Jonathan paid the check in awkward silence and he drove her home, their parting even more uncomfortable. In her mind, they were over. She cared about him and was sad, but their relationship had been more about convenience than love. And right now she could only focus on Ethan. The one true friend she’d ever had at a time when she otherwise would have been completely lost.
And that meant she was headed back to the States. She couldn’t call it home. Sebastian had made sure of that. If only returning home didn’t mean dealing with the only man who’d ever held her heart.
Before she’d locked it up for good.
Chapter Two
The day of the funeral, Sebastian tried to act as a buffer for his brother, but people had come to pay their respects, and they wanted to talk to Ethan in person.
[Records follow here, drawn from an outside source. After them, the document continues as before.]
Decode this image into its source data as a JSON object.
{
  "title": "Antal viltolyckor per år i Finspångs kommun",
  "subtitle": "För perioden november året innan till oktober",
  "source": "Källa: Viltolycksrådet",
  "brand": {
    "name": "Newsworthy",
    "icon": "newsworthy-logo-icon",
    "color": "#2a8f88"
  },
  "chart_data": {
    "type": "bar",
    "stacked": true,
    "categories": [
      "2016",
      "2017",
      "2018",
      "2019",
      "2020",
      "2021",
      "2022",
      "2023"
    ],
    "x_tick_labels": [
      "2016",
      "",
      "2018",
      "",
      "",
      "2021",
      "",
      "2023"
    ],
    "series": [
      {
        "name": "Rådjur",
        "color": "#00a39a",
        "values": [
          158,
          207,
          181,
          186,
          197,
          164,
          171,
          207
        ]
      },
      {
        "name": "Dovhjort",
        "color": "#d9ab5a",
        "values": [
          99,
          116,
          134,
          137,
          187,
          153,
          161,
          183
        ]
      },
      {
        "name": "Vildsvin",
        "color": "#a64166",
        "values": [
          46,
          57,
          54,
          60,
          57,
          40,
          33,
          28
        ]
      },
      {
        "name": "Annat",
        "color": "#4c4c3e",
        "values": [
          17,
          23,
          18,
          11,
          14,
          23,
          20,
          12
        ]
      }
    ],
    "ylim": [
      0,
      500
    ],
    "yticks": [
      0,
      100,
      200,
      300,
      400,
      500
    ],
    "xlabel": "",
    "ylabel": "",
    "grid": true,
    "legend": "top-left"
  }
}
The family gathered, Ethan, Sebastian, Parker, and Sierra, in a small room where a revolving door of guests came in and went out again. Sebastian lost track of who he’d seen, personal friends and professional colleagues giving their condolences, but there was a book outside that would keep track of who’d come and gone.
His best buddy, Ryder Hammond, was there, a long-time friend of the family and Sierra’s one-time boyfriend. Back in high school, they’d gotten together, and man, it’d been serious fast, only to burn out when Ryder panicked and broke up with her before her graduation. These days, Sierra was engaged to a great guy, who was away on business and couldn’t make it back for the funeral. Even so, they all approved of the man for Sierra, and as far as Sebastian knew, she’d made her peace with Ryder. But that didn’t mean he didn’t catch lingering looks between them at family gatherings that made him uneasy and left him wondering if they had unfinished business.